The same friend (bless her) dropped us off at a hotel near the airport, before she had to head out of town. The next morning I took the shuttle to the airport – me, a 1 year old, a very sick and cranky 2 year old, a double stroller, two car seats, a backpack, and a suitcase. I’ll leave the image of me getting on and off the shuttle with all that stuff to your imagination. Feel free to make it crazy – you are probably getting close.

Finally it was time to board the plane, and I got in line. At this point, my daughter was sprawled on the floor kicking and screaming. The agent looked me in the eye and told me the timeslot for family boarding was over and I had to go to the back of the line. Seriously? I’m pretty sure there was a string of swear words going through my head at this point. I’m also pretty sure I was on the verge of tears, but I am not a confrontational person, so I dragged my screaming kids to the back of the line.

Finally, we boarded the plane. I strapped my daughter in her car seat and held my son on my lap. I took a deep breath and prayed with all my might they would fall asleep during take off.

Ha, what a joke. Once we were in the air my daughter started crying that she didn’t feel good and insisted on sitting on my lap. Switcheroo. I put her brother in the car seat and held my daughter on my lap. A few minutes later, her nose started bleeding. I tried to stop it with a wipe, but the swiping and the red blood freaked her out and she started thrashing her head around.

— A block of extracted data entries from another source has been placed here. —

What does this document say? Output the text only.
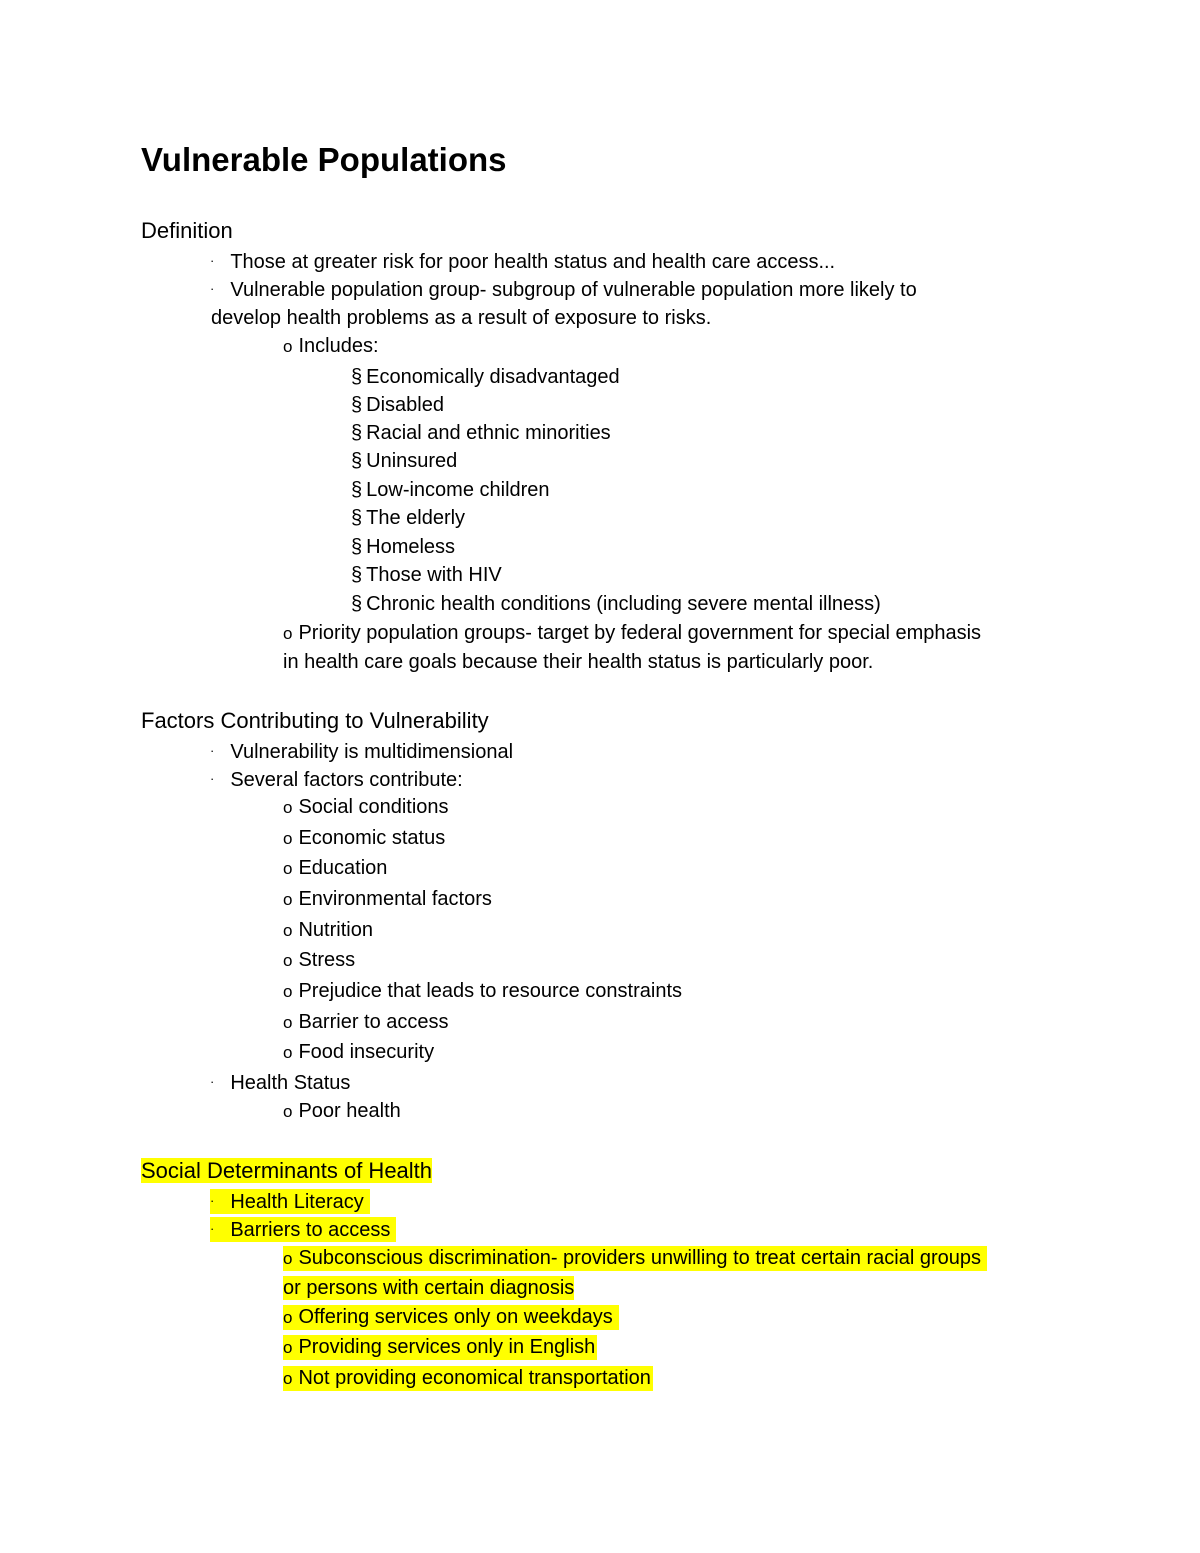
Vulnerable Populations
Definition
· Those at greater risk for poor health status and health care access...
· Vulnerable population group- subgroup of vulnerable population more likely to
develop health problems as a result of exposure to risks.
o Includes:
§ Economically disadvantaged
§ Disabled
§ Racial and ethnic minorities
§ Uninsured
§ Low-income children
§ The elderly
§ Homeless
§ Those with HIV
§ Chronic health conditions (including severe mental illness)
o Priority population groups- target by federal government for special emphasis
in health care goals because their health status is particularly poor.
Factors Contributing to Vulnerability
· Vulnerability is multidimensional
· Several factors contribute:
o Social conditions
o Economic status
o Education
o Environmental factors
o Nutrition
o Stress
o Prejudice that leads to resource constraints
o Barrier to access
o Food insecurity
· Health Status
o Poor health
Social Determinants of Health
· Health Literacy
· Barriers to access
o Subconscious discrimination- providers unwilling to treat certain racial groups
or persons with certain diagnosis
o Offering services only on weekdays
o Providing services only in English
o Not providing economical transportation
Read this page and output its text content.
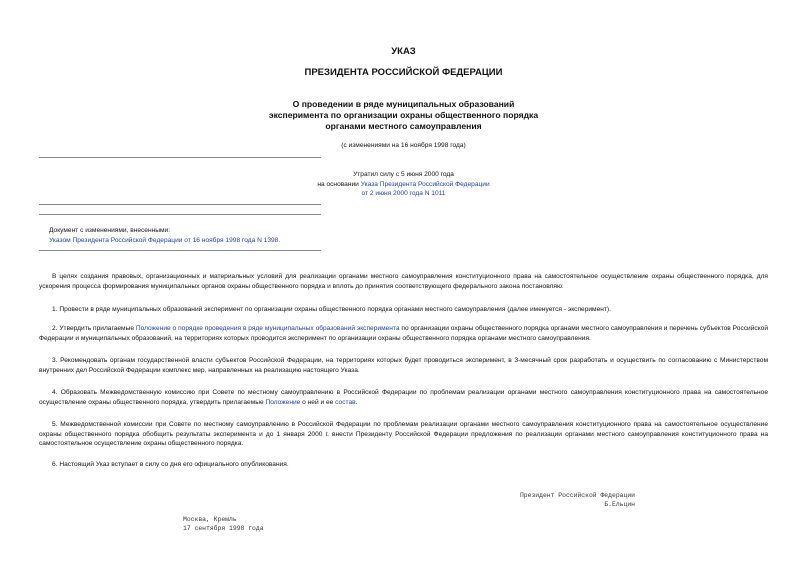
УКАЗ
ПРЕЗИДЕНТА РОССИЙСКОЙ ФЕДЕРАЦИИ
О проведении в ряде муниципальных образований
эксперимента по организации охраны общественного порядка
органами местного самоуправления
(с изменениями на 16 ноября 1998 года)
Утратил силу с 5 июня 2000 года
на основании Указа Президента Российской Федерации
от 2 июня 2000 года N 1011
Документ с изменениями, внесенными:
Указом Президента Российской Федерации от 16 ноября 1998 года N 1398.

В целях создания правовых, организационных и материальных условий для реализации органами местного самоуправления конституционного права на самостоятельное осуществление охраны общественного порядка, для ускорения процесса формирования муниципальных органов охраны общественного порядка и вплоть до принятия соответствующего федерального закона постановляю:

1. Провести в ряде муниципальных образований эксперимент по организации охраны общественного порядка органами местного самоуправления (далее именуется - эксперимент).

2. Утвердить прилагаемые Положение о порядке проведения в ряде муниципальных образований эксперимента по организации охраны общественного порядка органами местного самоуправления и перечень субъектов Российской Федерации и муниципальных образований, на территориях которых проводится эксперимент по организации охраны общественного порядка органами местного самоуправления.

3. Рекомендовать органам государственной власти субъектов Российской Федерации, на территориях которых будет проводиться эксперимент, в 3-месячный срок разработать и осуществить по согласованию с Министерством внутренних дел Российской Федерации комплекс мер, направленных на реализацию настоящего Указа.

4. Образовать Межведомственную комиссию при Совете по местному самоуправлению в Российской Федерации по проблемам реализации органами местного самоуправления конституционного права на самостоятельное осуществление охраны общественного порядка, утвердить прилагаемые Положение о ней и ее состав.

5. Межведомственной комиссии при Совете по местному самоуправлению в Российской Федерации по проблемам реализации органами местного самоуправления конституционного права на самостоятельное осуществление охраны общественного порядка обобщить результаты эксперимента и до 1 января 2000 г. внести Президенту Российской Федерации предложения по реализации органами местного самоуправления конституционного права на самостоятельное осуществление охраны общественного порядка.

6. Настоящий Указ вступает в силу со дня его официального опубликования.

Президент Российской Федерации
Б.Ельцин
Москва, Кремль
17 сентября 1998 года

Blood flew. Like spaghetti sauce flung from a spoon. It was coming fast and soon covered her mouth, chin, her shirt, my pants, my arms, my shirt, the seats in front of me. Seriously, it was everywhere. The flight attendant rushed over with napkins, but my daughter was freaking out so much there wasn’t much she could do to help. When my daughter finally calmed down, I was able to change her clothes and wipe up the blood from the seats, but I didn’t have any clothes for myself. I flew the rest of the way home in blood-stained clothes.

Yeah, I didn’t travel by myself with kids for a very long time after that trip. A very, very long time.

But the next time I did, I had 5 kids. That’s right, five. I’ll save those stories for another day.

The moral of this story: if you are planning on flying on a plane by yourself with your kids, forget everything I just said and good luck! I’m sure it will be an awesome experience.

Also, five kids later, I am an expert at stopping bloody noses. Squeeze the nostrils and hang on for dear life.